Refuse & Other Vocational Trucks
Factory Direct Availability
Natural gas trucks are available from most truck manufacturers whose products are used for refuse applications including Mack, Peterbilt, Freightliner, Autocar, American LaFrance, and Freightliner. These trucks incorporate dedicated natural gas engine technology from Canadian company Cummins Westport. Fleet daily fuel needs can be met with a range of fuel tank capacities and configurations. Kelowna, British Columbia-based Enviromech Industries is one of North America’s leading suppliers of modular natural gas fuel storage systems for heavy trucks and buses including refuse trucks.
Natural gas refuse trucks do not require diesel particulate filters or selective catalytic reduction to meet 2010 emission standards. The Cummins Westport ISL G was actually the first engine to comply with 2010 standards and it did so three years early in 2007. The ISL G uses a simple maintenance-free, three-way catalyst. Reduced levels of nitrogen oxide emissions associated with natural gas engines are achieved without the need for selective catalytic reduction that relies on urea to neutralize nitrogen oxide emissions. As emission standards have increased in stringency, diesel engines have had to increase in complexity to reduce exhaust emissions. Diesel and natural gas now achieve the same tailpipe standards, but the Cummins Westport ISL G is able to comply using simpler technology.
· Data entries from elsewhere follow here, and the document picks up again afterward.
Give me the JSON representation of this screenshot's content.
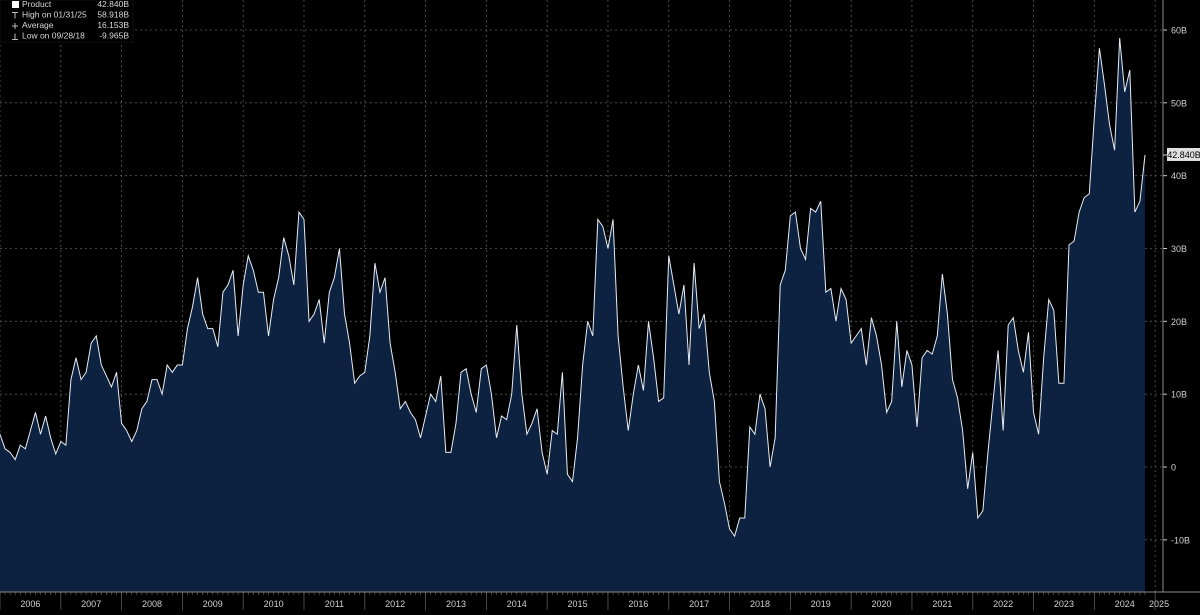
{
  "legend": {
    "items": [
      {
        "label": "Product",
        "value": "42.840B",
        "marker": "square"
      },
      {
        "label": "High on 01/31/25",
        "value": "58.918B",
        "marker": "high-marker"
      },
      {
        "label": "Average",
        "value": "16.153B",
        "marker": "average-marker"
      },
      {
        "label": "Low on 09/28/18",
        "value": "-9.965B",
        "marker": "low-marker"
      }
    ]
  },
  "last_value_tag": "42.840B",
  "colors": {
    "background": "#000000",
    "area_fill": "#0d2240",
    "line": "#e6edf5",
    "grid": "#5a5a5a",
    "text": "#d0d0d0",
    "tag_bg": "#e0e0e0",
    "tag_text": "#000000"
  },
  "chart_data": {
    "type": "area",
    "title": "",
    "xlabel": "",
    "ylabel": "",
    "unit": "B",
    "frequency": "monthly",
    "start": "2006-01",
    "end": "2025-05",
    "ylim": [
      -15,
      65
    ],
    "grid": true,
    "y_ticks": [
      {
        "value": 60,
        "label": "60B"
      },
      {
        "value": 50,
        "label": "50B"
      },
      {
        "value": 40,
        "label": "40B"
      },
      {
        "value": 30,
        "label": "30B"
      },
      {
        "value": 20,
        "label": "20B"
      },
      {
        "value": 10,
        "label": "10B"
      },
      {
        "value": 0,
        "label": "0"
      },
      {
        "value": -10,
        "label": "-10B"
      }
    ],
    "x_ticks": [
      "2006",
      "2007",
      "2008",
      "2009",
      "2010",
      "2011",
      "2012",
      "2013",
      "2014",
      "2015",
      "2016",
      "2017",
      "2018",
      "2019",
      "2020",
      "2021",
      "2022",
      "2023",
      "2024",
      "2025"
    ],
    "series": [
      {
        "name": "Product",
        "values": [
          4.5,
          2.5,
          2,
          1,
          3,
          2.5,
          5,
          7.5,
          4.5,
          7,
          4,
          1.8,
          3.5,
          3,
          12,
          15,
          12,
          13,
          17,
          18,
          14,
          12.5,
          11,
          13,
          6,
          5,
          3.5,
          5,
          8,
          9,
          12,
          12,
          10,
          14,
          13,
          14,
          14,
          19,
          22,
          26,
          21,
          19,
          19,
          16.5,
          24,
          25,
          27,
          18,
          25,
          29,
          27,
          24,
          24,
          18,
          23,
          26,
          31.5,
          29,
          25,
          35,
          34,
          20,
          21,
          23,
          17,
          24,
          26,
          30,
          21,
          17,
          11.5,
          12.5,
          13,
          18,
          28,
          24,
          26,
          17,
          13,
          8,
          9,
          7.5,
          6.5,
          4,
          7,
          10,
          9,
          12.5,
          2,
          2,
          6,
          13,
          13.5,
          10,
          7.5,
          13.5,
          14,
          10,
          4,
          7,
          6.5,
          10,
          19.5,
          10,
          4.5,
          6,
          8,
          2,
          -1,
          5,
          4.5,
          13,
          -1,
          -2,
          4,
          14,
          20,
          18,
          34,
          33,
          30,
          34,
          18,
          11,
          5,
          10,
          14,
          10.5,
          20,
          15,
          9,
          9.5,
          29,
          25,
          21,
          25,
          14,
          28,
          19,
          21,
          13,
          9,
          -2,
          -5,
          -8.5,
          -9.5,
          -7,
          -7,
          5.5,
          4.5,
          10,
          8,
          0,
          4,
          25,
          27,
          34.5,
          35,
          30,
          28.5,
          35.5,
          35,
          36.5,
          24,
          24.5,
          20,
          24.5,
          23,
          17,
          18,
          19,
          14,
          20.5,
          18,
          14,
          7.5,
          9,
          20,
          11,
          16,
          14,
          5.5,
          15,
          16,
          15.5,
          18,
          26.5,
          21,
          12,
          9.5,
          5,
          -3,
          2,
          -7,
          -6,
          2,
          9,
          16,
          5,
          19.5,
          20.5,
          16,
          13,
          18.5,
          7.5,
          4.5,
          15,
          23,
          21.5,
          11.5,
          11.5,
          30.5,
          31,
          35,
          37,
          37.5,
          48,
          57.5,
          52.5,
          47,
          43.5,
          58.9,
          51.5,
          54.5,
          35,
          36.5,
          42.84
        ]
      }
    ]
  }
}
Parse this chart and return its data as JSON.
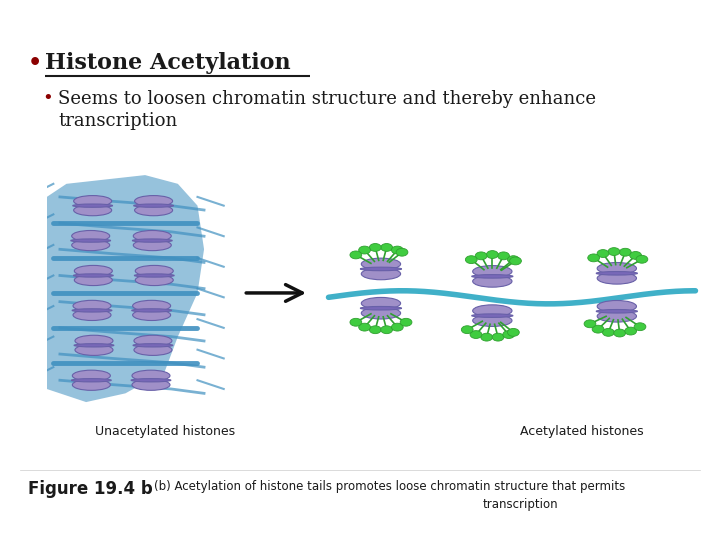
{
  "bg_color": "#ffffff",
  "title_bullet_char": "•",
  "title_text": "Histone Acetylation",
  "title_color": "#1a1a1a",
  "bullet_color": "#8b0000",
  "sub_bullet_char": "•",
  "sub_text_line1": "Seems to loosen chromatin structure and thereby enhance",
  "sub_text_line2": "transcription",
  "sub_color": "#1a1a1a",
  "label_left": "Unacetylated histones",
  "label_right": "Acetylated histones",
  "label_color": "#1a1a1a",
  "fig_label": "Figure 19.4 b",
  "fig_caption_line1": "(b) Acetylation of histone tails promotes loose chromatin structure that permits",
  "fig_caption_line2": "transcription",
  "caption_color": "#1a1a1a",
  "title_fontsize": 16,
  "sub_fontsize": 13,
  "label_fontsize": 9,
  "caption_fontsize": 8.5,
  "fig_label_fontsize": 12,
  "histone_color": "#a090c8",
  "histone_edge": "#6860a8",
  "histone_band": "#7868b8",
  "dna_left_color": "#4090c0",
  "dna_right_color": "#40b0c8",
  "green_dot": "#40cc40",
  "green_stem": "#30a030",
  "arrow_color": "#111111"
}
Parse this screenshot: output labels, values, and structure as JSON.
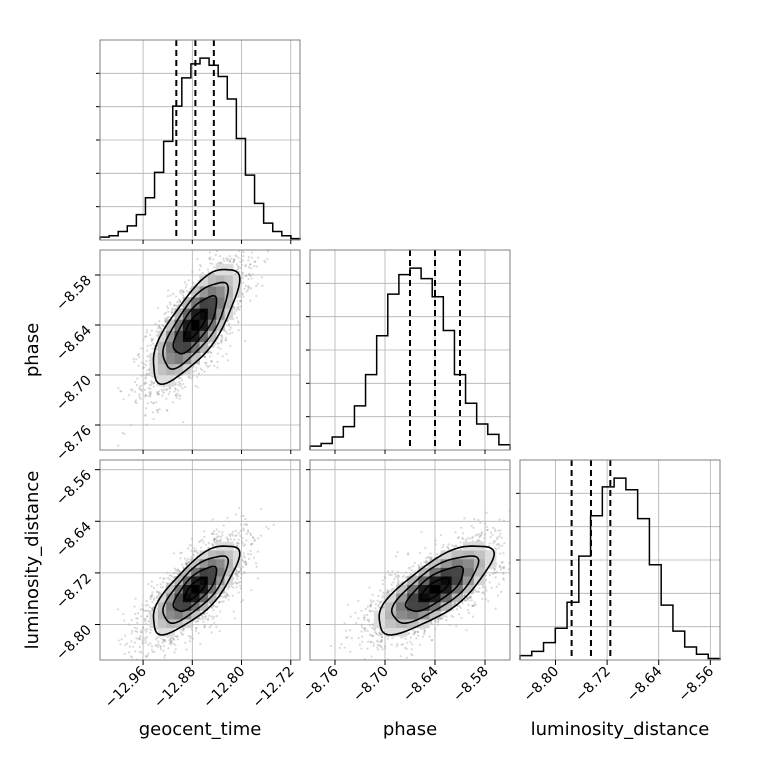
{
  "chart_data": {
    "type": "corner",
    "parameters": [
      "geocent_time",
      "phase",
      "luminosity_distance"
    ],
    "axis_labels": {
      "geocent_time": "geocent_time",
      "phase": "phase",
      "luminosity_distance": "luminosity_distance"
    },
    "ranges": {
      "geocent_time": [
        -13.03,
        -12.705
      ],
      "phase": [
        -8.79,
        -8.55
      ],
      "luminosity_distance": [
        -8.855,
        -8.545
      ]
    },
    "ticks": {
      "geocent_time": {
        "values": [
          -12.96,
          -12.88,
          -12.8,
          -12.72
        ],
        "labels": [
          "−12.96",
          "−12.88",
          "−12.80",
          "−12.72"
        ]
      },
      "phase": {
        "values": [
          -8.76,
          -8.7,
          -8.64,
          -8.58
        ],
        "labels": [
          "−8.76",
          "−8.70",
          "−8.64",
          "−8.58"
        ]
      },
      "luminosity_distance": {
        "values": [
          -8.8,
          -8.72,
          -8.64,
          -8.56
        ],
        "labels": [
          "−8.80",
          "−8.72",
          "−8.64",
          "−8.56"
        ]
      }
    },
    "quantiles": {
      "geocent_time": [
        -12.906,
        -12.875,
        -12.845
      ],
      "phase": [
        -8.67,
        -8.64,
        -8.61
      ],
      "luminosity_distance": [
        -8.775,
        -8.745,
        -8.715
      ]
    },
    "histograms": {
      "geocent_time": [
        2,
        3,
        6,
        10,
        18,
        30,
        48,
        70,
        95,
        115,
        125,
        129,
        124,
        116,
        100,
        72,
        46,
        26,
        12,
        6,
        3,
        1
      ],
      "phase": [
        3,
        5,
        10,
        18,
        34,
        58,
        88,
        120,
        135,
        140,
        132,
        118,
        92,
        58,
        36,
        20,
        12,
        4
      ],
      "luminosity_distance": [
        3,
        6,
        12,
        22,
        40,
        72,
        100,
        120,
        126,
        118,
        98,
        66,
        38,
        20,
        9,
        4,
        1
      ]
    },
    "grid": true,
    "contour_levels": 4
  }
}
Environmental & Fuel Cost Benefits
Natural gas provides a way to decrease lifecycle carbon emissions, reduce noise levels, and lower the per kilometer cost of fuel. According to Natural Resources Canada’s lifecycle emissions model GHGenius, the carbon benefit is an estimated 18% or 12 tonnes less carbon for a natural gas refuse truck driven 45,000 kilometers per year. Natural gas refuse trucks have less noise at idle with a more than 10 decibel difference at idle compared with diesel refuse trucks. Natural gas is typically 20-30% less expensive than diesel fuel, so costs per kilometer can be reduced. Natural gas refuse trucks can also operate on renewable biomethane produced by upgrading landfill gas or other biogas. The benefits of natural gas for municipal refuse truck fleets were highlighted in the January 2009 edition of Municipal World.
Other Vocational Trucks
In addition to refuse trucks, the Cummins Westport ISL G powers an increasing number of vocational trucks. As noted, natural gas can provide a way to decrease lifecycle carbon emissions, reduce noise levels, and lower the per kilometer cost of fuel. Enbridge Gas Distribution recently purchased five medium duty, single axle natural gas dump trucks for its fleet. These vehicles offer power and performance characteristics similar to diesel trucks while operating on a lower cost and lower carbon fuel. Two of the trucks are Freightliner M2 112s, one of which was on display at Truck World 2010.